Jesse Goldberg’s Los Angeles Times crossword—Nate’s write-up
17A: PENALTY BOX [Where hockey punishments are served]
22A: CORNER STORE [Local retailer]
36A: DROP IN THE BUCKET [Insignificant amount]
46A: BICYCLE RACK [Car rooftop attachment for a Schwinn]
58A: KICKSTARTS [Reinvigorates, as an economy … or a hint to the beginnings of the answers to the starred clues]
Sorry for my delayed reply! It’s been quite the week and it’s all I can do to think about anything other than the most pressing matters at hand. (And I’m healthy thankfully!)
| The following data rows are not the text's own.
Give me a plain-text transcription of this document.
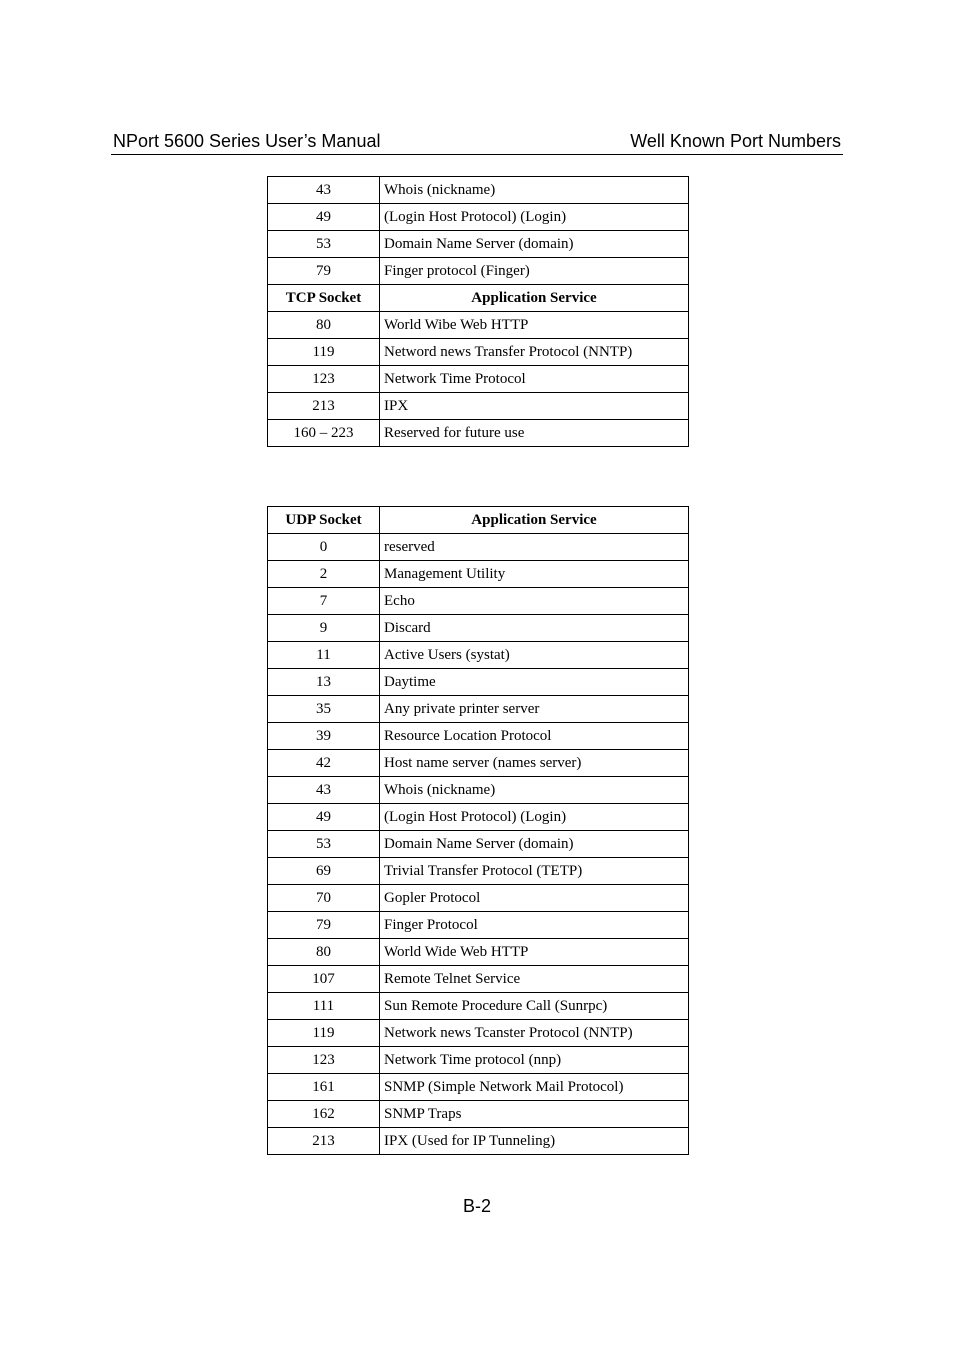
NPort 5600 Series User’s Manual	Well Known Port Numbers
43	Whois (nickname)
49	(Login Host Protocol) (Login)
53	Domain Name Server (domain)
79	Finger protocol (Finger)
TCP Socket	Application Service
80	World Wibe Web HTTP
119	Netword news Transfer Protocol (NNTP)
123	Network Time Protocol
213	IPX
160 – 223	Reserved for future use
UDP Socket	Application Service
0	reserved
2	Management Utility
7	Echo
9	Discard
11	Active Users (systat)
13	Daytime
35	Any private printer server
39	Resource Location Protocol
42	Host name server (names server)
43	Whois (nickname)
49	(Login Host Protocol) (Login)
53	Domain Name Server (domain)
69	Trivial Transfer Protocol (TETP)
70	Gopler Protocol
79	Finger Protocol
80	World Wide Web HTTP
107	Remote Telnet Service
111	Sun Remote Procedure Call (Sunrpc)
119	Network news Tcanster Protocol (NNTP)
123	Network Time protocol (nnp)
161	SNMP (Simple Network Mail Protocol)
162	SNMP Traps
213	IPX (Used for IP Tunneling)
B-2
In this, the year 2020, we are apparently still referring neutrally to plantations like TARA without mentioning the brutal history of slavery and everything that came with it. That our nation and economy would be nothing if it weren’t for those systematically oppressed on plantations. That we have done nothing to atone for 400 years of treating Black people as less than – and that’s putting it nicely. Constructors and editors: if you’re going to mention plantations, there’s no neutrality. Black lives matter too much for this.
Each of today’s themers starts with a type of kick, hence KICKSTARTS: penalty kick, corner kick, dropkick (!), bicycle kick. Three of these are soccer moves. One of them is violent.
Also, with all the talk of Republicans trying to “kickstart the economy” by sacrificing citizens to COVID to benefit their own bank accounts, the clue for the revealer felt tone deaf to the current moment.
Apologies to Jesse Goldberg for my delayed review of this puzzle. A few different clues (which may have been you or the editor) and this puzzle would have been much more enjoyable.